Мастерская — низкий в четыре небольших оконца домик — одними углом приткнулась к голому утесу. Целыми днями сидела здесь Аннушка за пяльцами, стегала нитками старинные мудреные узоры да прислушивалась к говору старушьему. Старухи низали на нитки бисер и все молились, все бормотали себе под нос святые слова, а, забывшись, начинали вспоминать минувшее, деревню, родственников, незаметно повышали голос. Говорят, говорят, да спохватятся и почнут креститься да молитвы нашептывать, но живуче житейское, — как ни топят его, как ни глушат постом, — выплывает наверх. Мать Манефа, на один бок горбатая, вся скрюченная, высохшая, с желтым испитым лицом, щурится, нацеливается иглой в бисеринку и никак не попадает, только руки колет. Долго мучается, и вспылит:

— Задави те холера!

Скажет это не молитвенным баском и опомнится:

— Прости меня окаянную, господи! Смилуйся, милостивый!

А бисеринка выскользнет и с тихим звоном быстрыми прыжками запрыгает по полу. Аннушка сорвется с места и весь пол возьмет ползком, но непременно найдет бисеринку и, покорно кланяясь, подаст Манефе.
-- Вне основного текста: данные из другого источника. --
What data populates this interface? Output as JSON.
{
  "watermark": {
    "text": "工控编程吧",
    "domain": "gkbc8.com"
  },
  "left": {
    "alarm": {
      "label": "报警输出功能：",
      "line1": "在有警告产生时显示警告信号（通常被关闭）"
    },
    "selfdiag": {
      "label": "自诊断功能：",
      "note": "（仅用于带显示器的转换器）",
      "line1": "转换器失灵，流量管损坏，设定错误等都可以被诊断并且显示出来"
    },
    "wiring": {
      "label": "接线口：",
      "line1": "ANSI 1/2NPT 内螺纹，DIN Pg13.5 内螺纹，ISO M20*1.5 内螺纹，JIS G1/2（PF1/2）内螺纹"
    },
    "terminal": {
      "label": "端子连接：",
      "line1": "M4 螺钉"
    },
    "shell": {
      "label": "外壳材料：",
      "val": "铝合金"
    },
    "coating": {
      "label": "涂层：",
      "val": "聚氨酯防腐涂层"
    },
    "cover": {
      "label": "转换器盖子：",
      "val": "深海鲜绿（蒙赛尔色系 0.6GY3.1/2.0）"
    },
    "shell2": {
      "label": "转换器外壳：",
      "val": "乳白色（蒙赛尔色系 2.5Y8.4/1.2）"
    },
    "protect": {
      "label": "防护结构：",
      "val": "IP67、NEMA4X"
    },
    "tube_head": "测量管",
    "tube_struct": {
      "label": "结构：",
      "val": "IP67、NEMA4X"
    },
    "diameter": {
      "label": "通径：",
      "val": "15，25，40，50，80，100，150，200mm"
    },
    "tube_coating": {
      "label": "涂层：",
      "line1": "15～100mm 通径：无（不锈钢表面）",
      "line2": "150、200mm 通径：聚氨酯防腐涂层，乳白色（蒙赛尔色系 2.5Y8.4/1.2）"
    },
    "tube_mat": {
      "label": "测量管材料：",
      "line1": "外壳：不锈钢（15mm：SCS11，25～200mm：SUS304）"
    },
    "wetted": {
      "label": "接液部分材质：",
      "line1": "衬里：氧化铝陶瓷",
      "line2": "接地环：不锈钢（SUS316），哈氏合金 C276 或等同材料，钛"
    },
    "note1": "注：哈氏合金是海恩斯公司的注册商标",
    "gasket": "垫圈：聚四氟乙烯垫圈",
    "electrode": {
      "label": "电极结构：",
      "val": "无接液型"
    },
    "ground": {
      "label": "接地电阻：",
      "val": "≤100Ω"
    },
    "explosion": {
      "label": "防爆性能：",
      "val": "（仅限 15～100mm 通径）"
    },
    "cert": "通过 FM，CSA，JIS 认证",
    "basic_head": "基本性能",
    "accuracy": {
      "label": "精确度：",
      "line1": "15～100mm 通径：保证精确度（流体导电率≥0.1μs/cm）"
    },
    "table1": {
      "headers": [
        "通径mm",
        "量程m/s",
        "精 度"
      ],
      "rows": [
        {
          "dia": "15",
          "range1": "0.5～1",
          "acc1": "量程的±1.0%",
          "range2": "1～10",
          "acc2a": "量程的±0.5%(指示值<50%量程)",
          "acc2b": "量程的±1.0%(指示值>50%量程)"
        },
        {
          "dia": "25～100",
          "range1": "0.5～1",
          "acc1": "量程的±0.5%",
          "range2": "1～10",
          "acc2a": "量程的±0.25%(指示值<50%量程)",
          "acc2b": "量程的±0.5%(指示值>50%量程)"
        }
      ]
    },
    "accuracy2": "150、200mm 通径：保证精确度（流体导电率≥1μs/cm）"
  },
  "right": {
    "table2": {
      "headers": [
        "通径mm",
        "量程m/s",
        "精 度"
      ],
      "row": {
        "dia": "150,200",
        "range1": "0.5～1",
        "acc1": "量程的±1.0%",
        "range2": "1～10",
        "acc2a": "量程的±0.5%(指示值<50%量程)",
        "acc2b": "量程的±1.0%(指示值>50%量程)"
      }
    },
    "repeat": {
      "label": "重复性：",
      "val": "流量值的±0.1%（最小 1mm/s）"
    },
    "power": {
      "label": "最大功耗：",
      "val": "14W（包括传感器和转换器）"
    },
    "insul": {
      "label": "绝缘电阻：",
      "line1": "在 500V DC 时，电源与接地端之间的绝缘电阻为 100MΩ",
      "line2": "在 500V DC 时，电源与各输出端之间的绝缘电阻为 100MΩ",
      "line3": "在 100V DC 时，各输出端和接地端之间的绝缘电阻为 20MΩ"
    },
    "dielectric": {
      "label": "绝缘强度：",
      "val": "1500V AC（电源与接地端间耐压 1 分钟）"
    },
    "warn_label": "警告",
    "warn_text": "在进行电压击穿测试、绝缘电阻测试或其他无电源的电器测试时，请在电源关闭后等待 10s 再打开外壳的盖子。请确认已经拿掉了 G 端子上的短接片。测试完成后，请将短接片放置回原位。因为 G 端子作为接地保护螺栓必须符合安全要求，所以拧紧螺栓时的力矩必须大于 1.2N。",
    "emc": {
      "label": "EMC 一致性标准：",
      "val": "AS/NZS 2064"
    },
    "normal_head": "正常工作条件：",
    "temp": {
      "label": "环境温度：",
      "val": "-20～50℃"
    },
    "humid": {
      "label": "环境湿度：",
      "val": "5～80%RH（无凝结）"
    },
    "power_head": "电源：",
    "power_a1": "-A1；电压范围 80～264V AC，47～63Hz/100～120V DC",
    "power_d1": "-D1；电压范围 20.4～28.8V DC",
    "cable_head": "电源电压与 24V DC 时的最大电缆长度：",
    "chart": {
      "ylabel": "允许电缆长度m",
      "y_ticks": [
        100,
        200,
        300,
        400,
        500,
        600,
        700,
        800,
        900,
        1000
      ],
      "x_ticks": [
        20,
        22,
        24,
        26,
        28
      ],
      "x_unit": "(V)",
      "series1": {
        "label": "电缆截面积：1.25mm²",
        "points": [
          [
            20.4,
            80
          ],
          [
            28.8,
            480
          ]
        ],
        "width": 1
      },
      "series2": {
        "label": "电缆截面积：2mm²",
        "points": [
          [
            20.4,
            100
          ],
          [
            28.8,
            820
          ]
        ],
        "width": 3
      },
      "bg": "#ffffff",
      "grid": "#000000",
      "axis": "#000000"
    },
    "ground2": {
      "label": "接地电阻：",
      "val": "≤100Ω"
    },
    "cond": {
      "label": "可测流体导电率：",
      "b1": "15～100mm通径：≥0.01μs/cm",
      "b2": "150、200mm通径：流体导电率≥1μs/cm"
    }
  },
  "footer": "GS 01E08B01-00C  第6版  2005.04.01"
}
Манефа держит ладонь чашечкой, а сама все смотрит и смотрит на девку черными суровыми глазами, пока не сядет та на место — разгадать ее хочет: от роду этакая или только послух наложила.

Сидит Аннушка до устали над вышивкой, а как глаза застелет рябью да туманом, отодвинет работу и уставится в открытое окошко. Над избой нависла серая высокая скала, такая высокая, что прилепившиеся на обрыве елочки выглядывают только острыми верхушками.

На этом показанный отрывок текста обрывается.